Intel und IBM unterstützen Linux-Fonds

Die Elektronik-Unternehmen Intel und International Business Machines [IBM] haben eine ungenannte Summe in einen Fonds eingezahlt, der Linux-Benutzer unterstützen soll, die von Klagen wegen Urheberrechtsverletzungen bedroht sind.

Der Fonds wurde vom gemeinnützigen Industriekonsortium Open Source Development Labs [OSDL] eingerichtet. Derzeit befinden sich rund drei Mio. USD im Fonds. OSDL rechnet mit einer Steigerung auf insgesamt rund zehn Mio. USD.

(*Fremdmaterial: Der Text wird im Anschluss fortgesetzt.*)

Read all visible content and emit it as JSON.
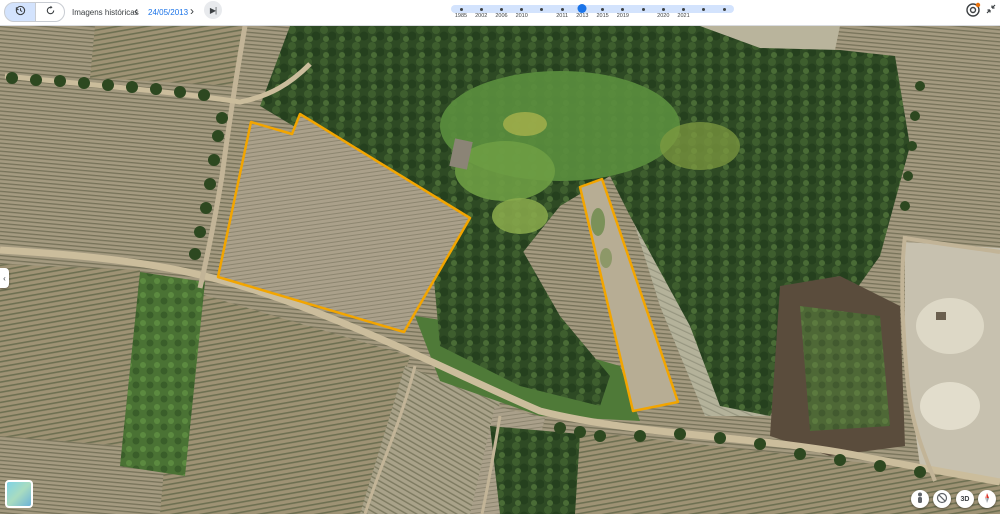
{
  "toolbar": {
    "historical_label": "Imagens históricas",
    "date": "24/05/2013",
    "prev_symbol": "‹",
    "next_symbol": "›",
    "skip_end_symbol": "▶|"
  },
  "timeline": {
    "years": [
      "1985",
      "2002",
      "2006",
      "2010",
      "",
      "2011",
      "2013",
      "2015",
      "2019",
      "",
      "2020",
      "2021",
      "",
      ""
    ],
    "selected_year": "2013"
  },
  "icons": {
    "historical": "history-clock-icon",
    "reset": "reset-rotate-icon",
    "layers": "layers-target-icon",
    "shrink": "collapse-arrows-icon",
    "side_handle": "chevron-left-icon",
    "pegman": "pegman-icon",
    "no_imagery": "hide-imagery-icon",
    "compass": "compass-icon"
  },
  "controls": {
    "threed_label": "3D",
    "side_handle_symbol": "‹"
  },
  "colors": {
    "accent": "#1a73e8",
    "timeline_track": "#d3e3fd",
    "parcel_outline": "#f2a500",
    "road": "#c8b896",
    "tree_dark": "#2f4a22",
    "field": "#a69c80"
  }
}
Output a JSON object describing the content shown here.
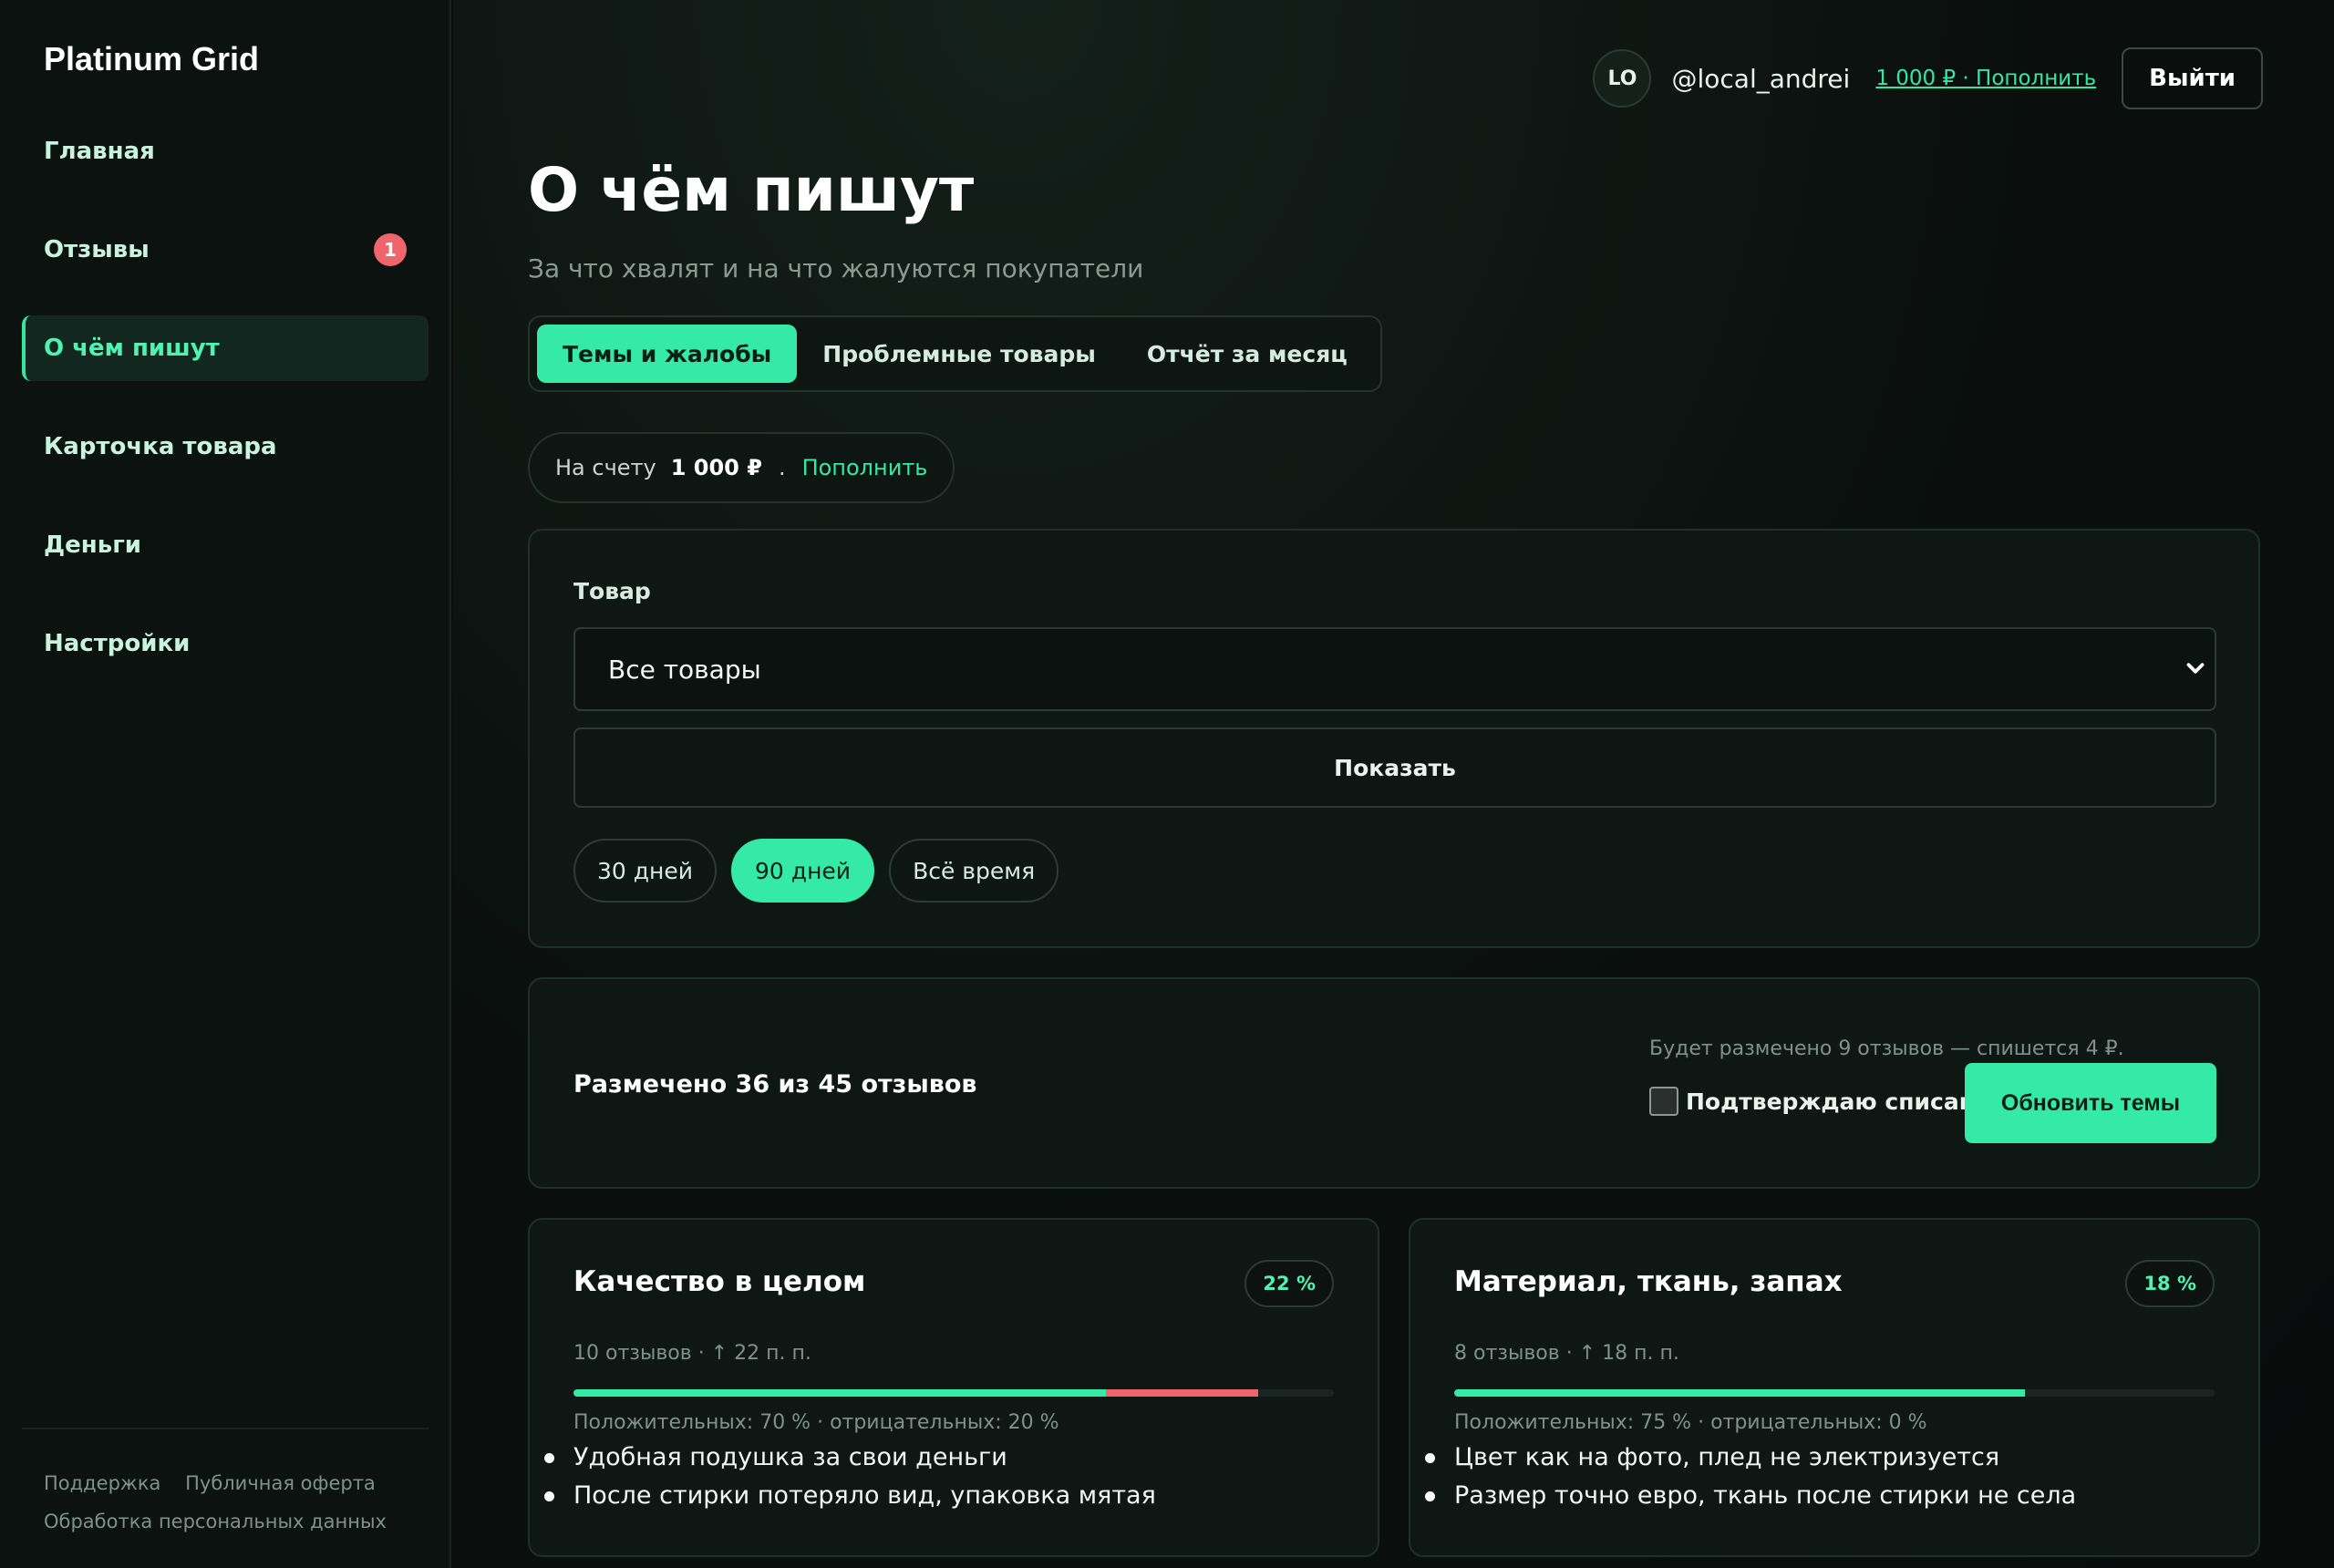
{
  "brand": "Platinum Grid",
  "nav": [
    {
      "label": "Главная",
      "badge": null,
      "active": false
    },
    {
      "label": "Отзывы",
      "badge": "1",
      "active": false
    },
    {
      "label": "О чём пишут",
      "badge": null,
      "active": true
    },
    {
      "label": "Карточка товара",
      "badge": null,
      "active": false
    },
    {
      "label": "Деньги",
      "badge": null,
      "active": false
    },
    {
      "label": "Настройки",
      "badge": null,
      "active": false
    }
  ],
  "footer": {
    "support": "Поддержка",
    "offer": "Публичная оферта",
    "privacy": "Обработка персональных данных"
  },
  "topbar": {
    "avatar_initials": "LO",
    "username": "@local_andrei",
    "balance_link": "1 000 ₽ · Пополнить",
    "logout": "Выйти"
  },
  "page": {
    "title": "О чём пишут",
    "subtitle": "За что хвалят и на что жалуются покупатели"
  },
  "tabs": [
    {
      "label": "Темы и жалобы",
      "active": true
    },
    {
      "label": "Проблемные товары",
      "active": false
    },
    {
      "label": "Отчёт за месяц",
      "active": false
    }
  ],
  "wallet": {
    "label": "На счету",
    "amount": "1 000 ₽",
    "separator": ".",
    "topup": "Пополнить"
  },
  "filter": {
    "product_label": "Товар",
    "product_value": "Все товары",
    "show_button": "Показать",
    "periods": [
      {
        "label": "30 дней",
        "active": false
      },
      {
        "label": "90 дней",
        "active": true
      },
      {
        "label": "Всё время",
        "active": false
      }
    ]
  },
  "status": {
    "text": "Размечено 36 из 45 отзывов",
    "note": "Будет размечено 9 отзывов — спишется 4 ₽.",
    "confirm_label": "Подтверждаю списание",
    "confirm_checked": false,
    "update_button": "Обновить темы"
  },
  "topics": [
    {
      "title": "Качество в целом",
      "share": "22 %",
      "meta": "10 отзывов · ↑ 22 п. п.",
      "positive": 70,
      "negative": 20,
      "split": "Положительных: 70 % · отрицательных: 20 %",
      "quotes": [
        "Удобная подушка за свои деньги",
        "После стирки потеряло вид, упаковка мятая"
      ]
    },
    {
      "title": "Материал, ткань, запах",
      "share": "18 %",
      "meta": "8 отзывов · ↑ 18 п. п.",
      "positive": 75,
      "negative": 0,
      "split": "Положительных: 75 % · отрицательных: 0 %",
      "quotes": [
        "Цвет как на фото, плед не электризуется",
        "Размер точно евро, ткань после стирки не села"
      ]
    }
  ],
  "colors": {
    "accent": "#35eaa7",
    "negative": "#f0646b",
    "background": "#0a0f0d"
  }
}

Auslöser für die Einrichtung des Fonds war die Ankündigung des Software-Konzerns SCO Lizenzgebühren für die Nutzung von Linux zu verlangen. SCO behauptet, dass das Open Source Betriebsystem Linux Teile des Unix-Codes enthalte und damit die Urheberrechte von SCO verletze.

Beweise bis 23. Jänner

SCO hat laut "Wall Street Journal" 1.500 Briefe an Firmen geschickt, um die Gebühren von 700 USD für jeden mit Linux betriebenen Server einzufordern.

Bisher hat SCO die vermeintlichen Beweise für seine Anschuldigen nicht öffentlich dargelegt. Der zuständige Richter Dale A. Kimball vom Bundesgericht in Salt Lake City hat SCO mittlerweile dazu verpflichtet, innerhalb von 30 Tagen Beweise für seine Behauptung vorzulegen.

Am 23. Jänner 2004 soll in der nächsten Anhörung geklärt werden, ob SCO den gerichtlichen Forderungen nachgekommen ist.